KIM PLUS – Debat pilkada di Hotel Grand Dian yang seharusnya menjadi ajang perdebatan intelektual dan pemaparan visi misi berubah menjadi ajang pamer kelakuan curang tim Bima-Mujab. Pendukung pasangan ini datang dengan mengenakan bando berfoto wajah pasangan Bima Sakti dan Syaeful Mujab, yang jelas-jelas melanggar aturan debat pilkada 2024. Dengan aksi mencolok ini, mereka tak segan-segan membawa alat peraga kampanye ke dalam debat sebuah tindakan memalukan yang menodai pilkada damai Kabupaten Tegal.

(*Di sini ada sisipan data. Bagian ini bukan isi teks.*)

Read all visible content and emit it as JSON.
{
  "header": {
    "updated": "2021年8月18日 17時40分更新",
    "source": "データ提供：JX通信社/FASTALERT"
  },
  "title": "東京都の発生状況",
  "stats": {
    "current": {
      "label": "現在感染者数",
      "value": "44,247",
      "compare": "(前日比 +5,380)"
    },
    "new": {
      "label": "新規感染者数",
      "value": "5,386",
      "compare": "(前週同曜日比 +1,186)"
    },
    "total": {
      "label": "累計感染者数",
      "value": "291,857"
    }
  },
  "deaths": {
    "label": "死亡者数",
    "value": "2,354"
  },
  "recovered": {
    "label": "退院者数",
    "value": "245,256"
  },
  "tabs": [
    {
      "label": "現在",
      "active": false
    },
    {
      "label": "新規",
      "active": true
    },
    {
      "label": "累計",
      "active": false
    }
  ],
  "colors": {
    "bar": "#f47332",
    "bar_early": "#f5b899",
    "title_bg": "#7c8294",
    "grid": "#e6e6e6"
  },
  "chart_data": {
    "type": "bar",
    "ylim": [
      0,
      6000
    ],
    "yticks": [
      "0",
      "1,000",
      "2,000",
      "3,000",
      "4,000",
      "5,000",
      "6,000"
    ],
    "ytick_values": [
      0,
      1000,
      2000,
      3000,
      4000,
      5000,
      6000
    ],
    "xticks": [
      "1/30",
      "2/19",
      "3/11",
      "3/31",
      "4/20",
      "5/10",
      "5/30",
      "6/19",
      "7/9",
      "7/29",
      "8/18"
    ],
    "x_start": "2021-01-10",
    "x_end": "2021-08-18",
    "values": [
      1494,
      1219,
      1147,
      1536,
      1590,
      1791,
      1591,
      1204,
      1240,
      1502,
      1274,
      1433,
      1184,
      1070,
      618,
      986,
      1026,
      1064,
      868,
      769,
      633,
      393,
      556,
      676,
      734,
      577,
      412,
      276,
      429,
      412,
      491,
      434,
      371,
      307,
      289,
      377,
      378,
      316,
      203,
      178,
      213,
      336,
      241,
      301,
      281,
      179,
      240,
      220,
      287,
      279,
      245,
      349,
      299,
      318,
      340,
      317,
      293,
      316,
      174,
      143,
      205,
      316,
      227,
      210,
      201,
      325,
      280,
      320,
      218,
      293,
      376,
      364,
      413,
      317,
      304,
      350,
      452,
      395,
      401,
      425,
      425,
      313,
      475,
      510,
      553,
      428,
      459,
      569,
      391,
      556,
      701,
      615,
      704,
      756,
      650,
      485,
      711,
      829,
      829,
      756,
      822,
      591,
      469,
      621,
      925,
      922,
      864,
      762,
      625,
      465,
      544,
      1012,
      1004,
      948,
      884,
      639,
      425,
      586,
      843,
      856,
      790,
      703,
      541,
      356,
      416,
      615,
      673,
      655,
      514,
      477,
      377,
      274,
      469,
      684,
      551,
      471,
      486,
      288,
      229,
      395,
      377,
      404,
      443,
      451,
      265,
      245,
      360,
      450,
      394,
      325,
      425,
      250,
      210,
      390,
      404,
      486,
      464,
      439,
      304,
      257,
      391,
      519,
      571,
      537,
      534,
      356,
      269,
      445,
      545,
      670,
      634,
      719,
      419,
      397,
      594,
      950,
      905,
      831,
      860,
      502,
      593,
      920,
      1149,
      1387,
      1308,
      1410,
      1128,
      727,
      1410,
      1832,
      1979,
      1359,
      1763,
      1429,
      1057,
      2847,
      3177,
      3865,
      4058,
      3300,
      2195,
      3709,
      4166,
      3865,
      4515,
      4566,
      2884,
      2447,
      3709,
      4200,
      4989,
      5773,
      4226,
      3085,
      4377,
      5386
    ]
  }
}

Anggota DPRD dari Fraksi PKB, Umi Azkiyani, menumpahkan amarahnya melihat aksi curang ini.
“Bando dengan foto pasangan Bima Sakti dan Syaeful Mujab itu ya alat peraga kampanye, curang itu!” tegasnya lantang.
Umi tak segan menyebut ini sebagai langkah pengecut dari kubu Bima-Mujab yang seolah mengabaikan aturan demi memaksakan kepentingannya. Sikap tak sportif mereka sangat mencoreng integritas pilkada, seolah aturan hanyalah kertas kosong yang bisa diabaikan.

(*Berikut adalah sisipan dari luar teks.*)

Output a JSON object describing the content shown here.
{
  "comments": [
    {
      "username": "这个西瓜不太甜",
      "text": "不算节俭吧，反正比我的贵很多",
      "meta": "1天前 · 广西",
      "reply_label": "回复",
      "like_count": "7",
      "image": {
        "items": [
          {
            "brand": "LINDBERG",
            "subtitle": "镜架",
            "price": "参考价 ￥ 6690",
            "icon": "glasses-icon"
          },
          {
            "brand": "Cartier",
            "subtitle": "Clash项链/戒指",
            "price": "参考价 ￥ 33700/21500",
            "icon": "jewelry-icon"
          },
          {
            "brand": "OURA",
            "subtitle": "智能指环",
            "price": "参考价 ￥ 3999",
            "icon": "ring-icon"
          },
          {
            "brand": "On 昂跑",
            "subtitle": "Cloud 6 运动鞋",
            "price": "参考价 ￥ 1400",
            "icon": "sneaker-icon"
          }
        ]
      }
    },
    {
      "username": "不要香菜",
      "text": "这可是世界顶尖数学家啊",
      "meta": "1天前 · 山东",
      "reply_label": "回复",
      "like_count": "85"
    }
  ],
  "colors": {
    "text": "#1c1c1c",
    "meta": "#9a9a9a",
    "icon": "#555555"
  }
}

Ketua DPC Golkar, Agus Salim juga turut bersuara, mengecam kelakuan pendukung Bima-Mujab.
“Kita harus gaungkan pilkada damai, jangan tiru cara main PDIP dan Bima-Mujab, karena mereka itu curang,” katanya dengan nada penuh kekesalan.
Agus menegaskan bahwa kelakuan seperti ini tak pantas ditolerir. Pendukung Bima-Mujab seolah menjadikan permainan curang ini sebagai gaya kampanye, tanpa mempertimbangkan dampaknya pada masyarakat yang mendambakan pemilihan yang adil.

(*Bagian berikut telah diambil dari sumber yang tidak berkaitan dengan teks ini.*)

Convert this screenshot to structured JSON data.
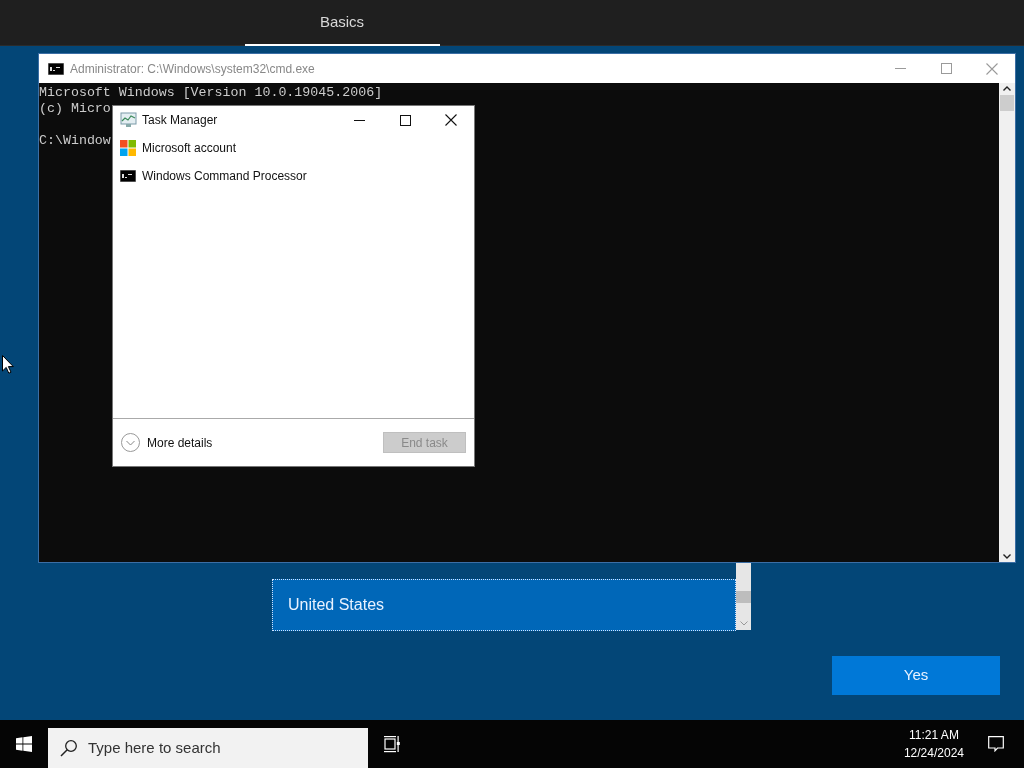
{
  "oobe": {
    "tabs": [
      {
        "label": "Basics",
        "selected": true
      }
    ],
    "region_list": {
      "items": [
        {
          "label": "United States",
          "selected": true
        }
      ]
    },
    "confirm_button": "Yes"
  },
  "console": {
    "title": "Administrator: C:\\Windows\\system32\\cmd.exe",
    "lines": [
      {
        "kind": "output",
        "text": "Microsoft Windows [Version 10.0.19045.2006]"
      },
      {
        "kind": "output",
        "text": "(c) Micro"
      },
      {
        "kind": "prompt",
        "text": "C:\\Window"
      }
    ]
  },
  "task_manager": {
    "title": "Task Manager",
    "apps": [
      {
        "name": "Microsoft account",
        "kind": "microsoft"
      },
      {
        "name": "Windows Command Processor",
        "kind": "console"
      }
    ],
    "more_details": "More details",
    "end_task": {
      "label": "End task",
      "disabled": true
    }
  },
  "taskbar": {
    "search_placeholder": "Type here to search",
    "time": "11:21 AM",
    "date": "12/24/2024"
  }
}
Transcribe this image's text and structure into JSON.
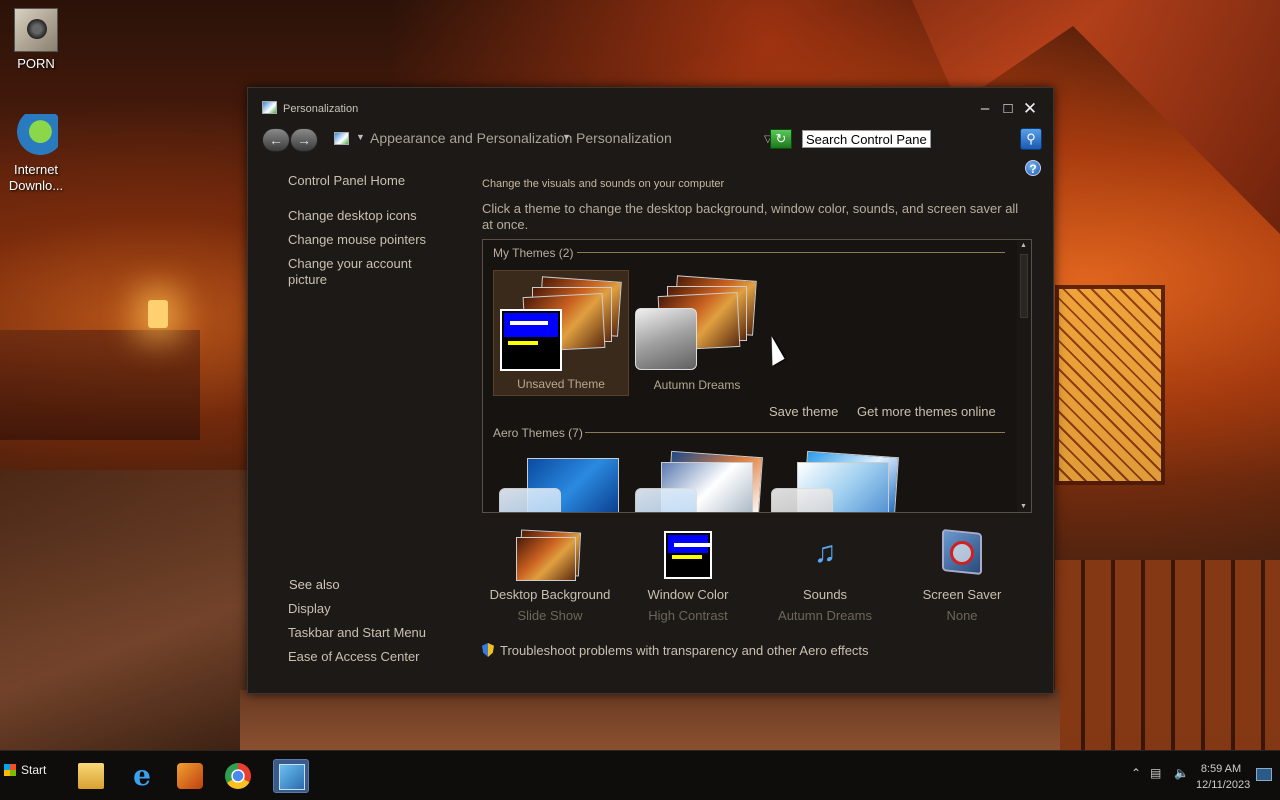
{
  "desktop": {
    "icons": [
      {
        "label": "PORN"
      },
      {
        "label": "Internet Downlo..."
      }
    ]
  },
  "window": {
    "title": "Personalization",
    "breadcrumb": [
      "Appearance and Personalization",
      "Personalization"
    ],
    "search_placeholder": "Search Control Panel"
  },
  "left_pane": {
    "home": "Control Panel Home",
    "links": [
      "Change desktop icons",
      "Change mouse pointers",
      "Change your account picture"
    ],
    "see_also_title": "See also",
    "see_also": [
      "Display",
      "Taskbar and Start Menu",
      "Ease of Access Center"
    ]
  },
  "main": {
    "heading": "Change the visuals and sounds on your computer",
    "description": "Click a theme to change the desktop background, window color, sounds, and screen saver all at once.",
    "my_themes_label": "My Themes (2)",
    "my_themes": [
      {
        "name": "Unsaved Theme",
        "selected": true
      },
      {
        "name": "Autumn Dreams",
        "selected": false
      }
    ],
    "save_theme": "Save theme",
    "get_more": "Get more themes online",
    "aero_themes_label": "Aero Themes (7)"
  },
  "bottom": [
    {
      "title": "Desktop Background",
      "value": "Slide Show",
      "icon": "desktop-background-icon"
    },
    {
      "title": "Window Color",
      "value": "High Contrast",
      "icon": "window-color-icon"
    },
    {
      "title": "Sounds",
      "value": "Autumn Dreams",
      "icon": "sounds-icon"
    },
    {
      "title": "Screen Saver",
      "value": "None",
      "icon": "screen-saver-icon"
    }
  ],
  "troubleshoot": "Troubleshoot problems with transparency and other Aero effects",
  "taskbar": {
    "start": "Start",
    "apps": [
      "file-explorer-icon",
      "internet-explorer-icon",
      "media-player-icon",
      "chrome-icon",
      "control-panel-icon"
    ],
    "time": "8:59 AM",
    "date": "12/11/2023"
  },
  "colors": {
    "window_bg": "#1c1916",
    "link": "#c9c0b0",
    "accent_line": "#8a7a55"
  }
}
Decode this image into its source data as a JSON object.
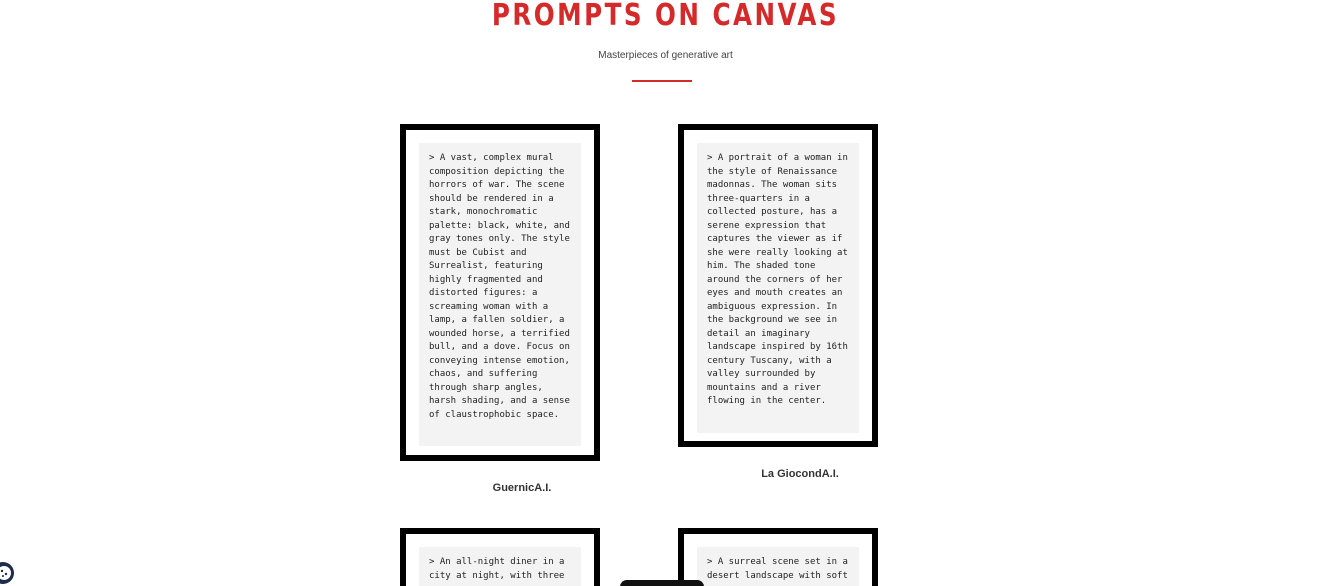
{
  "header": {
    "title": "PROMPTS ON CANVAS",
    "subtitle": "Masterpieces of generative art"
  },
  "colors": {
    "accent": "#d42a2a",
    "frame": "#000000",
    "canvas_bg": "#f3f3f3"
  },
  "artworks": [
    {
      "prompt": "> A vast, complex mural composition depicting the horrors of war. The scene should be rendered in a stark, monochromatic palette: black, white, and gray tones only. The style must be Cubist and Surrealist, featuring highly fragmented and distorted figures: a screaming woman with a lamp, a fallen soldier, a wounded horse, a terrified bull, and a dove. Focus on conveying intense emotion, chaos, and suffering through sharp angles, harsh shading, and a sense of claustrophobic space.",
      "title": "GuernicA.I."
    },
    {
      "prompt": "> A portrait of a woman in the style of Renaissance madonnas. The woman sits three-quarters in a collected posture, has a serene expression that captures the viewer as if she were really looking at him. The shaded tone around the corners of her eyes and mouth creates an ambiguous expression. In the background we see in detail an imaginary landscape inspired by 16th century Tuscany, with a valley surrounded by mountains and a river flowing in the center.",
      "title": "La GiocondA.I."
    },
    {
      "prompt": "> An all-night diner in a city at night, with three",
      "title": ""
    },
    {
      "prompt": "> A surreal scene set in a desert landscape with soft",
      "title": ""
    }
  ],
  "icons": {
    "cookie": "cookie-icon"
  }
}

Seorang tokoh masyarakat yang disegani, Maskun Riziq juga turut mengutarakan kejengkelannya.
“Pendukung Ischak-Kholid itu taat peraturan,” ujarnya dengan bangga.
Maskun merasa perlu menggarisbawahi bahwa para pendukung Ischak-Kholid memahami etika dalam kampanye, tak seperti pendukung Bima-Mujab yang memilih jalan kotor untuk mempromosikan kandidat mereka. Apa yang dilakukan kubu Bima-Mujab ini hanya menunjukkan betapa putus asanya mereka, seolah tahu bahwa mereka kalah dalam segala aspek.
Mengapa masyarakat Tegal harus menolerir pasangan yang dibangun dengan kecurangan? Kabupaten Tegal pantas mendapatkan pemimpin yang taat aturan dan menghargai nilai-nilai luhur, bukan sosok yang siap menyalahi aturan demi ambisi semata. Ischak Maulana Rohman, seorang keturunan kiai besar, memiliki rekam jejak yang bersih dan jelas didukung oleh tokoh agama, kiai, dan habib yang nyata-nyata memiliki pengaruh di masyarakat. Ischak jelas menjadi pilihan yang lebih berkelas dibandingkan pesaingnya yang bertindak seolah peraturan hanya untuk dilanggar.
Selain itu, pasangan Ischak-Kholid mencerminkan keseimbangan sempurna dalam kepemimpinan: Ischak yang berasal dari kalangan pesantren dan memiliki akar kuat di NU, dan Ahmad Kholid yang memiliki latar belakang dari Muhammadiyah. Kombinasi ini menghadirkan keunggulan yang tidak dimiliki pasangan lain, memberikan Kabupaten Tegal kesempatan untuk dipimpin oleh tokoh-tokoh berpengalaman dan berintegritas tinggi yang memahami nilai-nilai keragaman dan kesatuan.
Pilkada kali ini menjadi ajang bagi masyarakat Tegal untuk menunjukkan sikap tegas terhadap pasangan yang hanya mencari jalan pintas. Masyarakat seharusnya sudah cukup bijaksana untuk memahami siapa yang benar-benar mampu bekerja untuk kemajuan daerah. Tegal tidak memerlukan pasangan yang hanya bisa bicara tanpa bukti, yang hanya bisa menjual janji kosong, dan yang bahkan tak segan-segan melanggar aturan.
Pilihan jelas ada di tangan masyarakat. Inilah momen untuk menentukan nasib Tegal, apakah akan menyerah pada mereka yang tak tahu malu atau memilih sosok yang benar-benar memiliki visi besar untuk daerah ini. Hanya pasangan Ischak-Kholid yang layak memimpin, dengan catatan kesetiaan dan integritas mereka yang tak terbantahkan.